Wild swimming: New designated bathing spot announced for Scotland
An urban bay has been announced as one of Scotland’s official bathing spots.
Wardie Bay, off Lower Granton Road in Edinburgh, has become the latest addition to the list of the country’s now 89 government-recognised outdoor swimming areas. It joins Portobello in being one of the Scottish capital’s recognised bathing spots.
The designation, announced by net zero secretary Màiri McAllan, means samples will be taken from the body of water by the Scottish Environment Protection Agency ( Sepa) to monitor water quality.
The application for bathing status was submitted by Wardie Bay Beachwatch (WBB) and The Wild Ones, which demonstrated that a large number of bathers use the water and there was community support for designation.
Karen Bates, from WBB, said: “It has taken much time and effort to achieve this result for the #wardiebay4bathingwater campaign. We can finally be delighted that Wardie Bay is to be a protected bathing water.”
Edinburgh City Council supported the designation, accepting required duties around signage and beach cleaning.
Locals and visitors to the area have been encouraged to play their part in protecting and improving the quality of the new bathing site.
The announcement comes as Fisherrow Sands in East Lothian becomes the first bathing water in Scotland to be re-designated. The beach had its status removed at the end of 2019 after samples over five consecutive seasons showed poor quality, some of which had been impacted by pollution following heavy rainfall.

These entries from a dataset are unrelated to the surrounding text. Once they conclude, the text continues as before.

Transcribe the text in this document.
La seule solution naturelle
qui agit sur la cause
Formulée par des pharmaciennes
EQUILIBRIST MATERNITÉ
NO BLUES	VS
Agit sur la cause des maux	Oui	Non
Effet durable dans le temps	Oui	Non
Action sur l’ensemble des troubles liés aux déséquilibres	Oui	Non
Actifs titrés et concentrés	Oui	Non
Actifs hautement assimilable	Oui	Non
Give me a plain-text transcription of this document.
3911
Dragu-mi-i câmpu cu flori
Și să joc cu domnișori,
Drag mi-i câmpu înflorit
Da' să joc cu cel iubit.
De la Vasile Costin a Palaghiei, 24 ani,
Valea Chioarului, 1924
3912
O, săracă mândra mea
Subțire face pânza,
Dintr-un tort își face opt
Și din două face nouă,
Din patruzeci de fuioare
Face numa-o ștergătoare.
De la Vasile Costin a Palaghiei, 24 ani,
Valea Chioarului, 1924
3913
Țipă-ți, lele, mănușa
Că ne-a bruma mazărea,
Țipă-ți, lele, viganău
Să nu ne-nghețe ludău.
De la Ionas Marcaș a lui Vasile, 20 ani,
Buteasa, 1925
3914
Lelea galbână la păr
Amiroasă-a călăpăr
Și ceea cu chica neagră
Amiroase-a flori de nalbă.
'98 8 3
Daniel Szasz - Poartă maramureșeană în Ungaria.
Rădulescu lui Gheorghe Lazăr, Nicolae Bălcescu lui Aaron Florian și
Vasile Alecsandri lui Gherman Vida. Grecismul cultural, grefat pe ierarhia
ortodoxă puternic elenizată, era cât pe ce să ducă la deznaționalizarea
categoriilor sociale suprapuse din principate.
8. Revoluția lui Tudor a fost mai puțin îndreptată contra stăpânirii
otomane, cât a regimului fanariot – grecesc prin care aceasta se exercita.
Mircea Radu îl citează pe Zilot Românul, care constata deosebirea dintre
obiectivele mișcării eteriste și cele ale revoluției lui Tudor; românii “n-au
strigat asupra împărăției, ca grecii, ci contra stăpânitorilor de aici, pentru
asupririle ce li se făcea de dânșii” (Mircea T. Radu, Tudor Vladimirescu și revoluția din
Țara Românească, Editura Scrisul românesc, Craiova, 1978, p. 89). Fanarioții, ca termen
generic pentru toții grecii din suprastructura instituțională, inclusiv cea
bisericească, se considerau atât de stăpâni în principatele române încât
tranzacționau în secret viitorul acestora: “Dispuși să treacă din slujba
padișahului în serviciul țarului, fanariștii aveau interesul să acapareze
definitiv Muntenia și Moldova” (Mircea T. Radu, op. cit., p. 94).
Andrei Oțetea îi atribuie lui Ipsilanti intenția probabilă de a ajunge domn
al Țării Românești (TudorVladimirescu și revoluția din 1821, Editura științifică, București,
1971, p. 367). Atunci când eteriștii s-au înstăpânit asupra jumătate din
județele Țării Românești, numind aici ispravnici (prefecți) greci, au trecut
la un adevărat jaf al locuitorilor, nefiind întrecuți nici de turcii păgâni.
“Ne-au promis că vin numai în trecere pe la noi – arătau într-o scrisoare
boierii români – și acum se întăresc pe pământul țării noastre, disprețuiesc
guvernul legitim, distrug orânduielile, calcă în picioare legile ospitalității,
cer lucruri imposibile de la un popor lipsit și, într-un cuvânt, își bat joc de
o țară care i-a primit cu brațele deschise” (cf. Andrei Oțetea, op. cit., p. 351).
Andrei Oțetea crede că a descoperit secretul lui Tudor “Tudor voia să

Sites that failed to pass their water quality test this year were Lower Largo and Kinghorn (Harbour), both in Fife.
The official Scottish “bathing water season” begins on June 1 and runs until September 15, with 1,500 water samples taken by Sepa staff at different designated sites.
These are analysed in its accredited laboratories and the results posted online. Once the season is finished, each bathing water will receive an official classification for 2024.
Ms McAllan said Scotland now has the highest number of designated bathing water sites ever, with 98 per cent passing bathing water quality standards and more rated as ‘excellent’ than ever before.
She said the Scottish Government continued to work with Sepa and Scottish Water to monitor and improve water quality on designated sites.
Ruth Stidson, of Sepa, said: “We’ve seen huge improvements in water quality at bathing waters over the years, and Sepa will continue this journey – through targeted regulation and working with others to achieve significant investment.”